Before adopting AWS, the movinary team researched comparisons of on-premises options and cloud hosting. “We wanted to make our service as fast and efficient as possible to compete with similar services,” Modl says. “It was clear that we would need the cloud.”
They also looked for a solution that would allow them to use the common web technologies (like JavaScript Ajax and Flash) that movinary is based on.
The Benefits
Using AWS enabled the movinary team to move into production quickly. “We started on local machines and were surprised by how effortlessly we could bring our service to the AWS Cloud technology,” Modl says. “In particular, the predefined Amazon Machine Images (AMIs) and the Elastic Load Balancer helped us to get from local to production within a month.”
The team also improved performance with Amazon EC2. “Our video personalization back end requires a lot of performance,” Modl says, “and we were pleased to find that the m1-medium instances perfectly matched our CPU performance and RAM needs. Being able to increase the amount of disk space for our instance with two clicks saves a lot of time.”
Regarding Amazon RDS, Modl says, “AWS manages backups and updates. It also scales the infrastructure semi-automatically. Our system generates much more read requests than write requests, which is supported by the scaling offered by Amazon RDS.”
Hosting their service on the cloud proved to be more cost-effective because it allowed movinary to dynamically change allocated instances. The structure enables a highly customizable solution on a scalable infrastructure.
The movinary team is currently evaluating Amazon RDS and Amazon ElastiCache, and may use Amazon Simple Queue Service (Amazon SQS) for handling their rendering queue.

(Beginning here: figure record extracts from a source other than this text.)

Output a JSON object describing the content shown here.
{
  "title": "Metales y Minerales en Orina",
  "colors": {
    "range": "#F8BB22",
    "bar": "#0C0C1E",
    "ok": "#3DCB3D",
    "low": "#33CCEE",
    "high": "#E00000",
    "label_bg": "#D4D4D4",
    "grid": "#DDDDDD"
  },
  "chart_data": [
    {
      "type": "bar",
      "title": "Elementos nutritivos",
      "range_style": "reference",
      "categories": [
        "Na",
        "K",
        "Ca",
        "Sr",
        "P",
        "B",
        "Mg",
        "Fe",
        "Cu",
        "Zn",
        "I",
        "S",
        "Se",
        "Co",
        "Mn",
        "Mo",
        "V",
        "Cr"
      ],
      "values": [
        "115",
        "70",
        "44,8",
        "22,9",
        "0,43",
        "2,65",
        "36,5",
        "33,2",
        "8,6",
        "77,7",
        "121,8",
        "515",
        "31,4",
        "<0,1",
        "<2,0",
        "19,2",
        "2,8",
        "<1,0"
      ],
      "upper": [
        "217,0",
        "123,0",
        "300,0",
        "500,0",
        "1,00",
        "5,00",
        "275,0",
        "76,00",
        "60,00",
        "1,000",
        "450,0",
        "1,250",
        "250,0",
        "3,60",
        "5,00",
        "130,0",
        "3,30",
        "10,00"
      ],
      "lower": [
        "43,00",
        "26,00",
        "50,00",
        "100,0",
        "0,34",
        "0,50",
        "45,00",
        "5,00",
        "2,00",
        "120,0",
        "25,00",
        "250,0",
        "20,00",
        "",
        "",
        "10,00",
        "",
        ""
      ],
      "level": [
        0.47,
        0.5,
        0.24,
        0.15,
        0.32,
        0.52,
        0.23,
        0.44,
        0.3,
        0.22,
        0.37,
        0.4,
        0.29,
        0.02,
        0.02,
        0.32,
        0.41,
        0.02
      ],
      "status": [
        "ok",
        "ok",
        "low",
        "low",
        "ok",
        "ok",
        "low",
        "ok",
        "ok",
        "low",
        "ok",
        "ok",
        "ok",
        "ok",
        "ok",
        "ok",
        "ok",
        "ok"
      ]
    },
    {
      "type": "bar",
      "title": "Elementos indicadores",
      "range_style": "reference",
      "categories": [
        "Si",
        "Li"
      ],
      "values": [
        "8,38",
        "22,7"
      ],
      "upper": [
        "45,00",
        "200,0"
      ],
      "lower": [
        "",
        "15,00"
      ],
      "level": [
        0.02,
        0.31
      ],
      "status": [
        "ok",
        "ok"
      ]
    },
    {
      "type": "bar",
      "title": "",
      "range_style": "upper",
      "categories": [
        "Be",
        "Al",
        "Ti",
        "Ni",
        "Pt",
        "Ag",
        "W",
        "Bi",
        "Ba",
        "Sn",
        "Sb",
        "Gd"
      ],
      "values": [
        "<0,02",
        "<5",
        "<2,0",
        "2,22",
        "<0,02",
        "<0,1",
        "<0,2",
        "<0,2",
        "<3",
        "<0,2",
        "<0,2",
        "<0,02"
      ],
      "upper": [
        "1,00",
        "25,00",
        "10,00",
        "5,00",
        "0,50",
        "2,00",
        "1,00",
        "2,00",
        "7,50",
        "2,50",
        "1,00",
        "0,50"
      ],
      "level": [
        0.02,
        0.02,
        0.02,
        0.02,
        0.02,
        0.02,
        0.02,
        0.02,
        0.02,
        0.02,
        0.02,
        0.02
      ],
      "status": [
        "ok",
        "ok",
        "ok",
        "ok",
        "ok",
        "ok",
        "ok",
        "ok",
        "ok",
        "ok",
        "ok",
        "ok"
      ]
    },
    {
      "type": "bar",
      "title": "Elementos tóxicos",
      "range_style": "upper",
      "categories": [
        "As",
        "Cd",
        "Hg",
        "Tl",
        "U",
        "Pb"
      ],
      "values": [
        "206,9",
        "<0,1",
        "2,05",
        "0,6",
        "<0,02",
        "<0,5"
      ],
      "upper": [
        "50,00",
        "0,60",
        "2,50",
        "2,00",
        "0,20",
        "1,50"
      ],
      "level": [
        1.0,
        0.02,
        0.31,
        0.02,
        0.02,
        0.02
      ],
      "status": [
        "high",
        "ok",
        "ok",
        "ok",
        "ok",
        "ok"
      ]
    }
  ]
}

For other developers considering using AWS, movinary recommends starting with auto scaling based on CPU usage. “After collecting additional metrics, one can improve the scaling by selecting other measurement and scaling techniques,” says Modl. The team needed a little rework for setting up Amazon EC2 instances. There are many preconfigured images available.
The team also discovered that, for setting up Amazon EC2 instances, there are many preconfigured images available, which, for them, only needed a little rework.
According to Modl, the decision to use AWS was right from the start. “There are no comparisons to what AWS is able to offer.”